Ces changements ont des causes multiples et diversifiées :
- La vente de certains produits pharmaceutiques (ainsi l'éther et l'alcool à 90°) ou industriels et domestiques susceptibles d'être utilisés à des fins de «défonce» est très encadrée, voire prohibée.
- Dans le même temps, la palette des substances psychoactives disponibles n'a jamais été aussi étendue.
- Le prix des produits stupéfiants est soit stable (c'est le cas de l'héroïne et du cannabis), soit en baisse marquée (la cocaïne est trois ou quatre fois moins onéreuse qu'il y a quinze ans).
- Les actions (dont on ne soulignera jamais assez la pertinence et l'efficacité) de réduction des risques sanitaires en direction des utilisateurs de seringues ont fortement contribué à la diminution du shoot chez les consommateurs d'héroïne.
- À l'inverse, chez les sujets qui présentent une problématique psychique grave et/ou qui ne bénéficient pas d'une prise psychoéducative suffisante, la mise en place d'un traitement de substitution aux opiacés «engendre» volontiers un déplacement de l'addiction vers d'autres substances psychoactives, en premier lieu l'alcool et les benzodiazépines.

Biographie de l'auteur

Amal Hachet est psychologue clinicienne, expert près la Cour d'appel de Paris, maître de conférences (HDR) en psychopathologie clinique et criminologique à l'Université de Poitiers. Elle a une longue expérience dans l'Unité de Consultations et de Soins Ambulatoires (UCSA) d'une maison d'arrêt. Elle est l'auteur de Clinique de l'enfant. Psychothérapie et évaluation, Armand Colin, 2011.
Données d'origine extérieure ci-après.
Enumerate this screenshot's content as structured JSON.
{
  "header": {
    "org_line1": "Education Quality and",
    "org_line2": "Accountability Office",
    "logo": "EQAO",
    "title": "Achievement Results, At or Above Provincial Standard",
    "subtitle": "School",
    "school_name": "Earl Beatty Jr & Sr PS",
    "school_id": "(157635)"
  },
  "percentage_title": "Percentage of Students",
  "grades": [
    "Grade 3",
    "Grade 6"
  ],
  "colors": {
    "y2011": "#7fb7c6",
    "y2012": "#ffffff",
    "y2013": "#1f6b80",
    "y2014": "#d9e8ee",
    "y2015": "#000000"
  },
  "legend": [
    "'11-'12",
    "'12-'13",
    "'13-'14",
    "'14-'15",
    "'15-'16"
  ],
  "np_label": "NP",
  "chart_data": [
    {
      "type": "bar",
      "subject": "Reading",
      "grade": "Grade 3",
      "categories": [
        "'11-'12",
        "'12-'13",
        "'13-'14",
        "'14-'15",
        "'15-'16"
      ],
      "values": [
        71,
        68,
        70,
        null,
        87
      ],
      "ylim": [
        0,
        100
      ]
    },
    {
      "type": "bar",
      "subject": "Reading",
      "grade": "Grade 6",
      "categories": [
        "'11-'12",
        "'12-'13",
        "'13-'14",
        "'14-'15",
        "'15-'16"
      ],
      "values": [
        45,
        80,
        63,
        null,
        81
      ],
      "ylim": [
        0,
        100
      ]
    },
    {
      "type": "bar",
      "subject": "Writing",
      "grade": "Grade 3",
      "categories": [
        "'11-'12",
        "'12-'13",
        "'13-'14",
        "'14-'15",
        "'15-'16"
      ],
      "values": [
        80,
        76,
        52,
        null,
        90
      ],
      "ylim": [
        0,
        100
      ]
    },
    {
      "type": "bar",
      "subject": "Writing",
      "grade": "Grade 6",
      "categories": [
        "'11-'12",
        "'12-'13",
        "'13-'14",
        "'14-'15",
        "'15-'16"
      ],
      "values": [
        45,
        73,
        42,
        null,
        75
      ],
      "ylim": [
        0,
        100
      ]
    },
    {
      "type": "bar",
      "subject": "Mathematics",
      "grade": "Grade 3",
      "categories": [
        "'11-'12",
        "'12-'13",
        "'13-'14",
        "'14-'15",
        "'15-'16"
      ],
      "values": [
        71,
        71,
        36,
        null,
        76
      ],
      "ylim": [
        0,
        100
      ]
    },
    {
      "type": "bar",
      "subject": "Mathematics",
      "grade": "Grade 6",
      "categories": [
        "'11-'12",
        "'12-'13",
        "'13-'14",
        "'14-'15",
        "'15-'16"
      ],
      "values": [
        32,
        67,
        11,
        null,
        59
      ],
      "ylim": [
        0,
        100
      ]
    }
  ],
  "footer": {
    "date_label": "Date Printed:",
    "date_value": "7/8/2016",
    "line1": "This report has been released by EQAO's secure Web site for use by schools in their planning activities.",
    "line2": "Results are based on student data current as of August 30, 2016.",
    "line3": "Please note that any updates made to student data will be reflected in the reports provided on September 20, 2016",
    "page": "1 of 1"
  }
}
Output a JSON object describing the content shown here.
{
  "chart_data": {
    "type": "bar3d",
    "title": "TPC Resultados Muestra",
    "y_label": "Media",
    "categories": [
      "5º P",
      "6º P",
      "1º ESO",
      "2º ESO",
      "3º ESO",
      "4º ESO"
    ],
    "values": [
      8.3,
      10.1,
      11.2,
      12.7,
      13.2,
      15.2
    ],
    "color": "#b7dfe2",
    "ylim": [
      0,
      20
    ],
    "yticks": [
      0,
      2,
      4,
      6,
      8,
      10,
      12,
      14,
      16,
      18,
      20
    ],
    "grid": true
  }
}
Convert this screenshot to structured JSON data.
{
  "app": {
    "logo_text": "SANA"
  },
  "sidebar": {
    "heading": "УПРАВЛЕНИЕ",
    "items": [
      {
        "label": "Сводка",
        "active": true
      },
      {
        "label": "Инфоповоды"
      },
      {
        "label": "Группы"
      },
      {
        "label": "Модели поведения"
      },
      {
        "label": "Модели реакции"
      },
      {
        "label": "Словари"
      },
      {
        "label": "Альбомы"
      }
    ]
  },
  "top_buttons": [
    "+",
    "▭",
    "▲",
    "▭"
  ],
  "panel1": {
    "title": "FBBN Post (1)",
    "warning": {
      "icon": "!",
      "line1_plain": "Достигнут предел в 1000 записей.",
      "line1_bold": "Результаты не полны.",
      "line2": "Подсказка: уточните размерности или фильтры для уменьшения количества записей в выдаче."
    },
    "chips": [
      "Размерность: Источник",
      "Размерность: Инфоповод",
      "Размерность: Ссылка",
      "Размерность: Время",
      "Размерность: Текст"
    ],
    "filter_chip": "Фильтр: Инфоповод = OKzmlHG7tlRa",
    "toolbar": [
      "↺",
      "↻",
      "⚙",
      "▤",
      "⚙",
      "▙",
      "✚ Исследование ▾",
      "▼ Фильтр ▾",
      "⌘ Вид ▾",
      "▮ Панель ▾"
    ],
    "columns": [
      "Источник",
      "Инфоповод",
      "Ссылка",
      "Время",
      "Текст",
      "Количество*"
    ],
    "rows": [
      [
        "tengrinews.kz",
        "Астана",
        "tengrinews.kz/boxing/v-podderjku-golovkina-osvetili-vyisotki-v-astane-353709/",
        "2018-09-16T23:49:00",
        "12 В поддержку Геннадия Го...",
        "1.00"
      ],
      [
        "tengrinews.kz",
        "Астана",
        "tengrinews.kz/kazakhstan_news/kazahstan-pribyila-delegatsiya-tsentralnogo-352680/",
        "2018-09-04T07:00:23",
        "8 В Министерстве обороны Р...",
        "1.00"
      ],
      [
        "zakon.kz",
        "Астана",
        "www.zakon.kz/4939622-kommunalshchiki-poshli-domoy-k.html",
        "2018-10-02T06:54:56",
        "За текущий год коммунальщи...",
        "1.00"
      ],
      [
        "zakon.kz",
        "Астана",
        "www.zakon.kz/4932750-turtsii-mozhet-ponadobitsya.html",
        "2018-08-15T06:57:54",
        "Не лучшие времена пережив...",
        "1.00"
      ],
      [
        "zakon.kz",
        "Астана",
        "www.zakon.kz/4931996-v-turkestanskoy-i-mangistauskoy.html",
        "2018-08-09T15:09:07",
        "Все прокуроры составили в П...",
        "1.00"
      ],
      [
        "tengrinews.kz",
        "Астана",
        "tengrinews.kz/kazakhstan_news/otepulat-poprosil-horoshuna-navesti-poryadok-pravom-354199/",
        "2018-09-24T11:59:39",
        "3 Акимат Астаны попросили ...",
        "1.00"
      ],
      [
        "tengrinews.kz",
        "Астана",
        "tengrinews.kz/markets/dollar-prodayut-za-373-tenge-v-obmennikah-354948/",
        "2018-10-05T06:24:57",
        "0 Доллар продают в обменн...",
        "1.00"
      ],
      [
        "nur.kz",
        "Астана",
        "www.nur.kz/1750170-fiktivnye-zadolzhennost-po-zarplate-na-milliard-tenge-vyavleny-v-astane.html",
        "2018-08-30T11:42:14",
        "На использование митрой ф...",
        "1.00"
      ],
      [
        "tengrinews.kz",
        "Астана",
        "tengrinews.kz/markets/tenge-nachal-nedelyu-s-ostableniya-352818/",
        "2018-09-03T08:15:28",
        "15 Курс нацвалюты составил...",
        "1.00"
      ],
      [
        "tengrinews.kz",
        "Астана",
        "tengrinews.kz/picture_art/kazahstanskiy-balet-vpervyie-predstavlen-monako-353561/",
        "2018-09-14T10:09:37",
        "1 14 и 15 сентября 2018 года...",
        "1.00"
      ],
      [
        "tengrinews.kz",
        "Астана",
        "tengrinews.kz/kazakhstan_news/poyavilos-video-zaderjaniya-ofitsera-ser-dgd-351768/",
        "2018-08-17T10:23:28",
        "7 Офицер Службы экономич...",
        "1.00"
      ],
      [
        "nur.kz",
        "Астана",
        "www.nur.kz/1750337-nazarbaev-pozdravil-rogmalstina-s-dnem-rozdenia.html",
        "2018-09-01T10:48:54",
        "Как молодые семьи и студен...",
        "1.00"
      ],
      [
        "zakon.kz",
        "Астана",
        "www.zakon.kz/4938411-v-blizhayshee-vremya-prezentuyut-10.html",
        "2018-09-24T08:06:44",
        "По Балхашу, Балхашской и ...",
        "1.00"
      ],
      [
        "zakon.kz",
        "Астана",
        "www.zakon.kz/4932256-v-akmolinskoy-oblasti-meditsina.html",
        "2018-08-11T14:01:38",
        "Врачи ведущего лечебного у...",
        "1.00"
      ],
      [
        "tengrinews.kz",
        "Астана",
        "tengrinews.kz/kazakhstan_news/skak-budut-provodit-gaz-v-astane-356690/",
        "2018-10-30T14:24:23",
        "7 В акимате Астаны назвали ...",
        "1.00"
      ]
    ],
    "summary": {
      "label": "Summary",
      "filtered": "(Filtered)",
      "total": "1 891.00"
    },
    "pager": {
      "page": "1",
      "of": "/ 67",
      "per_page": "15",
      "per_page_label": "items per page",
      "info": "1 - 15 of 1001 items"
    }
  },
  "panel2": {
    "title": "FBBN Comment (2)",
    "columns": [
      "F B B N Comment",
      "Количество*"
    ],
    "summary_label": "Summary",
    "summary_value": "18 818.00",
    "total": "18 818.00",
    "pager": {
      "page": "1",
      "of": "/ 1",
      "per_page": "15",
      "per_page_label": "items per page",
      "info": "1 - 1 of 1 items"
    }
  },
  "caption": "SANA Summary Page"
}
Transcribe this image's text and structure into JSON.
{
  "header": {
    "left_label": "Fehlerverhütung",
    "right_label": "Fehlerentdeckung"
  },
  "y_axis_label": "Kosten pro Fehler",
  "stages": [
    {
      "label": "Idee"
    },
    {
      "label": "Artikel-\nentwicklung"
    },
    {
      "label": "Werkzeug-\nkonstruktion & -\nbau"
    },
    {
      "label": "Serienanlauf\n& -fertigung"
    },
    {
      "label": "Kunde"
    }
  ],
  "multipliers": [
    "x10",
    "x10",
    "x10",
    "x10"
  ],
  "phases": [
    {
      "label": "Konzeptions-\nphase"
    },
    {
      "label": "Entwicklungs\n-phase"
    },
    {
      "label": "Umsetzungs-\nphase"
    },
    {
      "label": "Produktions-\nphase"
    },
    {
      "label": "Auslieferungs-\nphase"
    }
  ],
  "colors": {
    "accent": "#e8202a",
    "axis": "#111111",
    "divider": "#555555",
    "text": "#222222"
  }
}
Pascal Hachet est psychologue clinicien, docteur en psychanalyse. Il a une longue pratique dans deux Centres de Soins, d'Accompagnement et de Prévention en Addictologie (CSAPA). Il est l'auteur de nombreux ouvrages dont Psychologue dans un service d'aide aux toxicomanes, Érès, 2002 ; Histoires de fumeurs de joints. Un psy à l'écoute des jeunes, Editions In Press, 2005.